While many commentators view the majority’s decision as an important step in bringing Canadian law closer in tune with the ideals of governmental transparency and openness, a hard-hitting dissent by Juriansz J.A. serves to complicate the decision in a number of important ways.

In his dissent, Juriansz J.A. refocused the OCA’s attention on whether there is, or ought to be, a judicially-recognized “right to know” under s. 2(b) of the Charter. Integral to his dissent was the legislative history of 2(b), which Juriansz J.A. rehearsed in significant detail. Specifically, he examined the fact that an explicit ‘Right to Information’ was considered and intentionally omitted from inclusion by the Charter’s drafters:

In my view…[i]t would be a “very big step” for the courts to interpret the Charter as guaranteeing a right of access to government information when such a right was proposed, considered and rejected by Canada’s Parliamentary representatives. The framers’ intent to exclude the right of access to government information from the Charter must be given significant weight in this case.

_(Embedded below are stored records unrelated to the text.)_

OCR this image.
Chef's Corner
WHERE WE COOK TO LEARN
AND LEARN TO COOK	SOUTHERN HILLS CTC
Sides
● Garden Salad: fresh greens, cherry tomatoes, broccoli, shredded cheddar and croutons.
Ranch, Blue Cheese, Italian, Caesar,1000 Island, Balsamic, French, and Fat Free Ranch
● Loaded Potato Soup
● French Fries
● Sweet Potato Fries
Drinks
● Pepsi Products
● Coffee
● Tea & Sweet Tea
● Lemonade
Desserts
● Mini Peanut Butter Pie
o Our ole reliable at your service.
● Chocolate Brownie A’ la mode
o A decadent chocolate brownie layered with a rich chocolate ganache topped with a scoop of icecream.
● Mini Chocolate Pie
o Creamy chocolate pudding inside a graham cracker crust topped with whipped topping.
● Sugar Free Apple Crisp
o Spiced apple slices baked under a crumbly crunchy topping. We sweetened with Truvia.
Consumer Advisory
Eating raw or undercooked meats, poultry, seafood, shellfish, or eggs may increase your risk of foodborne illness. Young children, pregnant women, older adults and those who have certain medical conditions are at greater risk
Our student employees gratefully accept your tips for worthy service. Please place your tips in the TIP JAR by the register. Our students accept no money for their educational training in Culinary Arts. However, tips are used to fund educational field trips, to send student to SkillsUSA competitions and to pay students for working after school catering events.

Furthermore, Juriansz J.A. noted that the CLA had identified no change in societal conditions since the Charter’s drafting that would necessitate such a radical departure from the drafters’ intent.

Juriansz J.A. went on to determine that although the legislation prevents the CLA from accessing certain information held by the government, it did not prevent the CLA from freely expressing its opinion regarding the discrepancy between Glithero J.’s findings and those of the OPP review. The question, thus, became whether 2(b) imposed upon the government an obligation to facilitate CLA’s ability to make such expression. For, as Juriansz J.A. noted at para. 150:

There is no “method or location” of any expression to consider. It is not known what form the CLA’s comments will take or the location of their delivery. It is even possible that the CLA might decide not to make comment should it receive the OPP report. While I agree that one should take an expansive view of what is “expressive activity”, I would conclude that in this case there is no expressive activity at issue. The CLA cannot escape the fact that its real complaint is that the government failed to disclose information and facilitate its proposed expression.

Ultimately, in this commentator’s opinion, there is significant merit to both the majority decision and the dissent. While from a broader perspective, it is unquestionable that access to police records is integral to the identification and correction of miscarriages of justice, the final outcome of this matter will revolve around the manner in which the SCC characterizes the Charter issue at stake. Until that time we will have to debate amongst ourselves whether proposed or potential expression is tantamount to expression itself.

Ministry of Public Safety and Security (Formerly Solicitor General), et al. v. Criminal Lawyers’ Association is scheduled to be heard on December 11, 2008.